What can you afford? It’s a simple enough question with a very complex solution. Debt to income ratios, credit scores, interest rates, installment plans, and so many other variables that make it a highly personal question. The answer is going to be different for everyone, factoring in all of the choices you’ve made in the past that have brought you to where you are today.
The problem is that even as personal as the question is, many people don’t know the answer themselves. They let the credit card companies and banks tell them what their limits are. There is a serious problem with that approach. Lenders are always going to give you more than you can really afford. They don’t factor in non-necessities that you treat like necessities. There is no where on a credit application that asks how much you spend every month on cigarettes, coffee, shoes, lottery tickets, or fast food (even though many people spend the equivalent of a car or house payment on those things). It’s up to you to calculate what you can really afford. No one is going to care more about your financial situation than you are! It’s time to start showing that you do care.
It doesn’t matter how much money you are making, everyone has to say no sometimes. Our generation is so afraid to say no. We’ve been conditioned with things like “You deserve it”, “I’m worth it”, and “You only live once”. Why does buying things have anything to do with what you deserve? You deserve to open up a bill, be able to pay it in full and go about your day without giving it a second thought. You deserve peace of mind, having money in a savings account for life’s unexpected moments. What happened to telling your kids that you can’t afford something? There is no shame in it. You need to lead by example. Teach them the art of prioritizing. Groceries, priority. Heat, priority. New iPhone, not a priority. Being the responsible adult is not the most glamorous role and it’s never going to win any popularity contests, but it creates a stable, peaceful place to live.
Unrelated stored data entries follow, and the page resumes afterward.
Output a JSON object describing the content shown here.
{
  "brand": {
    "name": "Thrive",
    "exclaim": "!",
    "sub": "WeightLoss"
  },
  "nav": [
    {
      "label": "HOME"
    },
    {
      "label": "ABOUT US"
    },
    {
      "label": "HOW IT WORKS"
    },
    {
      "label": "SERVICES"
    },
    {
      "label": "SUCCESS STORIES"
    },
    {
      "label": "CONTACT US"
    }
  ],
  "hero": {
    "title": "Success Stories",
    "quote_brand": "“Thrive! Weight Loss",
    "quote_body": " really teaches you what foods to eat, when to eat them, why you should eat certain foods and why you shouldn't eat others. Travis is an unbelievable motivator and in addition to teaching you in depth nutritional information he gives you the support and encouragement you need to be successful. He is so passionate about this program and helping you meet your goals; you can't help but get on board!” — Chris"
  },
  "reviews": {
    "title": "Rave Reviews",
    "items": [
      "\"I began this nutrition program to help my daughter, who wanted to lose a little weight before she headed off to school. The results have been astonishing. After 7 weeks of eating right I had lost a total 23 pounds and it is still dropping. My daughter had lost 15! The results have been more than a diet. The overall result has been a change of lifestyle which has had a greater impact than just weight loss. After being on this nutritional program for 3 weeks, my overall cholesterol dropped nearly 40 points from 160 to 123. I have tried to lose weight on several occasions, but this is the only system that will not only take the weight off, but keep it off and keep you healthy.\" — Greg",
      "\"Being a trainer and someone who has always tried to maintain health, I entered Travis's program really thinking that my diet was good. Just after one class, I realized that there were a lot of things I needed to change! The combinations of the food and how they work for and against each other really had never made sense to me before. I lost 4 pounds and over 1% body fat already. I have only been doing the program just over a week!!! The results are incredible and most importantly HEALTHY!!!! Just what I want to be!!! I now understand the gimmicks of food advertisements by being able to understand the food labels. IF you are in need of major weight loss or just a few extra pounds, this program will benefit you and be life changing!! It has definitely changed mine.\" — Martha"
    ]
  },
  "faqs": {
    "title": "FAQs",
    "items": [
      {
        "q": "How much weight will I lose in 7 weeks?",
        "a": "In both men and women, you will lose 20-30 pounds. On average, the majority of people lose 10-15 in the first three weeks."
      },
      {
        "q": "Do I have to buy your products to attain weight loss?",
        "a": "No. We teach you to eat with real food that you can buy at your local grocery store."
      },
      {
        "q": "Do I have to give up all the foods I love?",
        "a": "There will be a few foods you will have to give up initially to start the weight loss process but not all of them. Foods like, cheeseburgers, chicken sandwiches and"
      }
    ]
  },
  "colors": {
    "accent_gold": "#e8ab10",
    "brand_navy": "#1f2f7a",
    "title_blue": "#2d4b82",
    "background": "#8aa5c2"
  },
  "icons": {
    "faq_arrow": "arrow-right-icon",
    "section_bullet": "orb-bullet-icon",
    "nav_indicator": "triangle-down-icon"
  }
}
If you aren’t contributing to your retirement account while also building an emergency fund of at least 6 months of living expenses, you are living beyond your means. Period. Things need to be cut. Like being lost in a corn field with a machete. It’s up to you to get yourself back on the right path. That path begins with writing down everything you spend money on every month. Make two columns, one for necessities and the other non-necessities. That way when you start swinging that machete, you’ll know where to aim it. Some cuts are going to be easier to make, while others will be excruciating. It’s not fun and it’s not a one time fix. It means making better choices every day and saying no a lot more than you ever have. Being in control is a rewarding and empowering place to be.